If the council were confused it was hardly surprising. The bulk of the meeting that Thursday had been taken up in discussing proposals for the restructuring of the committee system - a charter for the lunatics to increase their influence in the asylum - at the very time when England were about to be blown out of the Five Nations' Championship. Cue Nero with fiddlers and a supermarket trolley.
Some of those responsible for taking England to the brink last week were the very same men who had brought about their expulsion three years ago. They are the same men whose carefully concealed agenda is to bring the Five Nations' Championship to its knees and to abandon it for fresh pastures. Despite the fact that the RFU's unilateral television deal with BSkyB has cost the game in Britain and Ireland the millions of pounds which would have been realised from collective bargaining and has also lost it many more millions of viewers, this vicious skirmish was not about the distribution of television money or whether France were signatories to the agreement or what would happen when Italy joined the party. Red herrings all.
When the accord was signed in 1996 the process for dealing with all these issues was agreed and put in place. It was that same process which was finally accepted by England last week. The true agenda was much more sinister.
There are those within the RFU who did not wish to sign up to a 10-year agreement for the Five/Six Nations' Championship because their interest lay in establishing an alternative five nations alliance involving England, France, South Africa, New Zealand and Australia. They hoped that by the time the RFU's agreement with Sky had expired in 2001, the plans would be in place.
The big issue so far as the RFU were concerned, although few of the council would have recognised it, centred on whether England should sign up to a 10-year commitment to Europe or set their sights on a tournament embracing the southern-hemisphere powers.
What the conspirators had not reckoned on, of course, was the rapid deterioration in England's relationships with the rest of the world and whereas six months ago the thought of such a union might have appealed, it is now inconceivable that South Africa, New Zealand and Australia would entertain such an idea. The RFU's subservience to their leading clubs and the baleful influence that those clubs have been exerting over the game both at home and overseas have played a major role in isolating England.
They are alone in their misery. Almost certainly there will be more to come, not only from the International Board, who will deliver their verdict on the RFU later this week but from within their own ranks, where the Reform Group yesterday called for the management board to step down and the pressure for a vote of no-confidence in the leadership is getting stronger.

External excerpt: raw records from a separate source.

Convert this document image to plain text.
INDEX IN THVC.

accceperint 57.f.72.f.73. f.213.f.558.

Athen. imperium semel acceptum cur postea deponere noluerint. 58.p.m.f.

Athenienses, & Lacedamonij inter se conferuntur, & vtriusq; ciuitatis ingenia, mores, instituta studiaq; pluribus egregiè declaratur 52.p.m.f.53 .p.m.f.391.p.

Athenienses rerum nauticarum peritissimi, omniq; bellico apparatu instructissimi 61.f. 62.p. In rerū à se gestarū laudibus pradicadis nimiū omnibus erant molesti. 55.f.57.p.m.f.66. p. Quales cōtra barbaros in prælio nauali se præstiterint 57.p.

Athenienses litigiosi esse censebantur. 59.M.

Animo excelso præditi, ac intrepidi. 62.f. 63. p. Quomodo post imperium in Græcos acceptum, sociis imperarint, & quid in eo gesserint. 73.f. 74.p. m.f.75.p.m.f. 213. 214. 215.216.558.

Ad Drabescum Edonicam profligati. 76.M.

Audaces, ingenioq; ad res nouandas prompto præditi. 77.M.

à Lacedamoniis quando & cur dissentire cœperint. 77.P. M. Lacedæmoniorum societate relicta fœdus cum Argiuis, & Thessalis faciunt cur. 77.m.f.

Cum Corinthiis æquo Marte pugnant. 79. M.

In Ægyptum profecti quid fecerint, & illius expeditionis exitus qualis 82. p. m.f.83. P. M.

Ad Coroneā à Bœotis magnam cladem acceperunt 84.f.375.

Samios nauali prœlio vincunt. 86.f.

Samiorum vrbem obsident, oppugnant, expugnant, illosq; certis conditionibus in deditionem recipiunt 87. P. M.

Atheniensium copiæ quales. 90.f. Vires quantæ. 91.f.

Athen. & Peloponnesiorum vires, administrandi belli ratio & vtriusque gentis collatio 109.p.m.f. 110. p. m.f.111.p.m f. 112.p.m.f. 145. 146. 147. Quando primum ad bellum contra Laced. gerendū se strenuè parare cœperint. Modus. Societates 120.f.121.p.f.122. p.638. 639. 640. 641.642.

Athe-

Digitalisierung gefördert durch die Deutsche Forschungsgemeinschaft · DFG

Those who seek to dismiss the events of the past week and, for that matter, the past couple of years, as a childish spat to be sorted out simply by knocking a few thick heads together are ever so slightly missing the point.
This is not a little local difficulty. The future of rugby is at stake here and although a Glasgow hostelry may not have been the most appropriate setting for reaching a settlement, we should at least be thankful that the Five Nations' Championship appears to have been saved. Unfortunately, recent experience has shown that whatever the RFU stands for, the name can no longer be associated with integrity, decency and honour.